Trigger warnings, safe spaces, and political correctness are among the three most controversial topics surrounding higher education. This January, Northwestern University’s president Morton Schapiro wrote an article in which he defended safe spaces on their campus. He explains, “experts tell me that students don’t fully embrace uncomfortable learning unless they are themselves comfortable. Safe spaces provide that comfort.”
Opponents of safe spaces argue that this movement shelters individuals from serious and challenging conversations that occur in real life. A conservative critique in The New York Times claim “People ought to go to college to sharpen their wits and broaden their field of vision. Shield them from unfamiliar ideas, and they’ll never learn the discipline of seeing the world as other people see it.” Later in the article, the author describes these students as “overcome by their own fragility.”
This divide consists fundamentally over who are accessing these safe spaces—overly sensitive college students or college students who have been overly exposed to emotional/psychological distress. The divide cannot be greater. If it’s the former, then safe spaces hinder higher learning. If the latter, then providing safe spaces aids education.
Advocates for safe spaces point to minority groups which have historically, and currently are, experiencing day-to-day difficulties. LGBT folks, people of color, and women are three common demographics who are subjected to microaggressions. One study defines that as “the brief and commonplace daily verbal, behavioral, and environmental indignities, whether intentional or unintentional, that communicate hostile, derogatory, or negative racial, gender, and sexual orientation…” Things such as racial and sexual slurs permeate daily life for these individuals.
Opponents of safe spaces, such as Jonathan Helwink of The Federalist, grant that “Students, especially those from historically underrepresented groups, deserve to feel they are full members of the college community.” They recognize that these microaggressions exist.
They, however, make a classroom-quad distinction. While they agree communal areas such as the college cafeteria should be regulated more heavily, they think that classroom regulation is counterproductive.
Helwink argues, “Trigger warnings and safe spaces don’t solve the problem of harmful speech. Error, in this context, is not the assaultive speech, but the prejudice behind the assaultive speech. When certain thoughts are forbidden, the erroneous thought goes unaddressed and is, consequently, allowed to fester.”
While this is the case, Helwink here optimistically assumes that those (i.e. Professors) facilitating the classroom are not subject to the same prejudices as the students. While this is the hope, cases such as this and this show otherwise.
Everyone Uses Safe Space
When it comes down to it, we all somewhat use, reinforce, and understand safe spaces.
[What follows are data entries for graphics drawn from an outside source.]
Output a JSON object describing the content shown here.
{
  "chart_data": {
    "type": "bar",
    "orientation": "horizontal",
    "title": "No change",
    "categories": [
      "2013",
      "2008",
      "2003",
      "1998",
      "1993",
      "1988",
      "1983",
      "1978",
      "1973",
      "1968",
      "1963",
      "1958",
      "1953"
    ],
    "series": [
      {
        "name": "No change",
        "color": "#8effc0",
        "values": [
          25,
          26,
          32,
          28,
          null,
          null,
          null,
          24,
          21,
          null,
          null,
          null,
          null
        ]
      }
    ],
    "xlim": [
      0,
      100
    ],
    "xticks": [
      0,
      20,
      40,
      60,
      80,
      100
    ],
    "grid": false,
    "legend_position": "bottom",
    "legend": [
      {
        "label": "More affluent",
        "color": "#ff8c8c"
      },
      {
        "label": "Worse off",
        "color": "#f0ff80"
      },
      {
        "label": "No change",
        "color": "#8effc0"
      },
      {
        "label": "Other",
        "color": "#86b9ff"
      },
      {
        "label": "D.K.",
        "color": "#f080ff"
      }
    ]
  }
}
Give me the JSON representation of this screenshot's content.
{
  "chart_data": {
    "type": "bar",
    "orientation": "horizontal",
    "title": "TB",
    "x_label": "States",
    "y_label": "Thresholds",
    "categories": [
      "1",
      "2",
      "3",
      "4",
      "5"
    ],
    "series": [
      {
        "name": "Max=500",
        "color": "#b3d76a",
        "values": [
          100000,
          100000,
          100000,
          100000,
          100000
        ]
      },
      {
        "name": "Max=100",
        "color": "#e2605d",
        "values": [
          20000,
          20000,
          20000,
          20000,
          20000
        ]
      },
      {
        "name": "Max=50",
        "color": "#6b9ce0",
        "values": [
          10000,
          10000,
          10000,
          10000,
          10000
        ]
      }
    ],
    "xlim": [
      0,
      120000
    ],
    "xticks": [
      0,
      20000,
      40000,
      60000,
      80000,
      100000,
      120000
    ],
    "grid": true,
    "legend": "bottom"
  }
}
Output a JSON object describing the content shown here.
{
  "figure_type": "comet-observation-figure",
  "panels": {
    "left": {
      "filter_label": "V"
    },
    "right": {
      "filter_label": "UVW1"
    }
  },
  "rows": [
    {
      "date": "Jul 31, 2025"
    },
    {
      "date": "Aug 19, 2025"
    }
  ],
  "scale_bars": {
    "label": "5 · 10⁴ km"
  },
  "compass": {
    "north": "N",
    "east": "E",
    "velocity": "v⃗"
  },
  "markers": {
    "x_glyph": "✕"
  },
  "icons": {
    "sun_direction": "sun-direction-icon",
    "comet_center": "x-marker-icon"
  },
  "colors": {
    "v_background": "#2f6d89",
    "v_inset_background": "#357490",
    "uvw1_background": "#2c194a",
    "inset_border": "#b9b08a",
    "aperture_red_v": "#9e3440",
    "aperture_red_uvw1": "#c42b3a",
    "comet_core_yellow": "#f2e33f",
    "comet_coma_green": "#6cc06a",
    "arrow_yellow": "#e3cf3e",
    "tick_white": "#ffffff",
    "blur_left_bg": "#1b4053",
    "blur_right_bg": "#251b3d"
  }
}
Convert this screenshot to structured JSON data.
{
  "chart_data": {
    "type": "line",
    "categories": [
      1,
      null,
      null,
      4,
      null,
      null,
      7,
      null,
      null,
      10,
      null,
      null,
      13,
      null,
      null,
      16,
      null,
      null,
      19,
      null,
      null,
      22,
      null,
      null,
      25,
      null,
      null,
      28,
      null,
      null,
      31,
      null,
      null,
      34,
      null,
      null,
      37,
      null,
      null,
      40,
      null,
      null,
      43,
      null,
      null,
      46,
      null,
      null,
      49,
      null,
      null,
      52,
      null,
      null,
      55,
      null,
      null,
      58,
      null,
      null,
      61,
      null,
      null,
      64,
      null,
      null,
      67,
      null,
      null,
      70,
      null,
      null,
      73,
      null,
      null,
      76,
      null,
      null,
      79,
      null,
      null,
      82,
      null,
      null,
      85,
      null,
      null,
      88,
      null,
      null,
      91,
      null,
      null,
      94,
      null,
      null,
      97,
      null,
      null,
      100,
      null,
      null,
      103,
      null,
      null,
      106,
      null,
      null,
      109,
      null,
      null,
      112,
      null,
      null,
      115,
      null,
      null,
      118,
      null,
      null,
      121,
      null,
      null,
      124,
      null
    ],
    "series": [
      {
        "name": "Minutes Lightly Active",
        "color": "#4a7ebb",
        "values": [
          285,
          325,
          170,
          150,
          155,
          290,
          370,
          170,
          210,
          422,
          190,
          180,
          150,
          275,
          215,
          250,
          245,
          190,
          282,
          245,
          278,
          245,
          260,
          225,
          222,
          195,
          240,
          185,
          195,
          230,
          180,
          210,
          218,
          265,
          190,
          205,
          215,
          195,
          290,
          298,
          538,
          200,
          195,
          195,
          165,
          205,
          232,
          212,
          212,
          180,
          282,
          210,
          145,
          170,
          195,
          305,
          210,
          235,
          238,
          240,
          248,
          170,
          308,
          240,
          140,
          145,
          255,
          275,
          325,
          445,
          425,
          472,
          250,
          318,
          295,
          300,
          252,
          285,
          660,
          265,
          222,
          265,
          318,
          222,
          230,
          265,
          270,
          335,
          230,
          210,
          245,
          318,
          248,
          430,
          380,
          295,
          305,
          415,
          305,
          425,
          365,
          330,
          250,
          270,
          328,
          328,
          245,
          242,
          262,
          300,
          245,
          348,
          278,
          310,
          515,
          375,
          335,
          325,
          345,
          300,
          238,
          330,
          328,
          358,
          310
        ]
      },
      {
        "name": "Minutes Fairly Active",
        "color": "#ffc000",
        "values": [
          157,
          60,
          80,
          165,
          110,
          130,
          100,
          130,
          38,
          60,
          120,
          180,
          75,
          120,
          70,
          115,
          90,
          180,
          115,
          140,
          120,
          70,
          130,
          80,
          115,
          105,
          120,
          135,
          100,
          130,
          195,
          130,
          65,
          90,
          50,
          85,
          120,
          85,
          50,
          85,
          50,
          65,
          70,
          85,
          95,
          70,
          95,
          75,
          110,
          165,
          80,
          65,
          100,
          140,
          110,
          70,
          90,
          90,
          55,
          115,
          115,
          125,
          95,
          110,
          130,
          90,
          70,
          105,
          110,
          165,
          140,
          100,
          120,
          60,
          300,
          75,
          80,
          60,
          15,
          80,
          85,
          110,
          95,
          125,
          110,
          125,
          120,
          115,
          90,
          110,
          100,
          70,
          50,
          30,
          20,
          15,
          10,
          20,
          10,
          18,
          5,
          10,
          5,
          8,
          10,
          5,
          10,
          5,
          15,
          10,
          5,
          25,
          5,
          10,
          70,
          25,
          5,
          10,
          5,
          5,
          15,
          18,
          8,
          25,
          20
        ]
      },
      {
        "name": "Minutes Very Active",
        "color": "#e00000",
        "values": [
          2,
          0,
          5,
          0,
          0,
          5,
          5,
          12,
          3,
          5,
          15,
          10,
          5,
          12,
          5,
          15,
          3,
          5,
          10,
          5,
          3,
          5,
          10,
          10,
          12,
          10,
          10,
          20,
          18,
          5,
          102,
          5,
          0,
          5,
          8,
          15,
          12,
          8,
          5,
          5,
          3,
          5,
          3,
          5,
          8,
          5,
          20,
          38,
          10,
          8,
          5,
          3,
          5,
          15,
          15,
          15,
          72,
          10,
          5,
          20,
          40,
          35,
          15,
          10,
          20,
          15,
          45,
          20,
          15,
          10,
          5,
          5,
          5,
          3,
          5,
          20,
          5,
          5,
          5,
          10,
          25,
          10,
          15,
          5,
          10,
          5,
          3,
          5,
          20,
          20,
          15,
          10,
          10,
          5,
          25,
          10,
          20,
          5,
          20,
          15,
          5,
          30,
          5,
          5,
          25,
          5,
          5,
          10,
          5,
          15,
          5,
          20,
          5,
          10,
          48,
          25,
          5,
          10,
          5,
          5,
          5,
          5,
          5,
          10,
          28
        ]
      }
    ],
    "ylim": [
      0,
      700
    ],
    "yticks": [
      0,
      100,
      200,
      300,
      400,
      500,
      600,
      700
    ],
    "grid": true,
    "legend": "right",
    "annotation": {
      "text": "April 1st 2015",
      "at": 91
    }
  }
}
For example, you wouldn’t talk about strong, controversial political beliefs over Thanksgiving because in that space, it will cause unnecessary conflict. We also know to avoid topics of alcohol and violence at domestic abuse help groups, because we understand this people group will be more harmed than benefited from that conversation.
Safe spaces are just a more explicit iteration of what we all do anyways—check the room temperature and audience. Then, we proceed to create a place that is as inviting as possible to the greatest number of people. We know honesty should not be mistaken for insensitivity, and freedom of speech should not equate verbal assault.
The difficulty is now that these spaces are ‘officially’ enforced. It has moved beyond the sensitivity of nonverbal communication to the sphere of rules and regulations. Nevertheless, supporters and opponents of safe spaces agree that our students should grow as individual thinkers in a difficult world.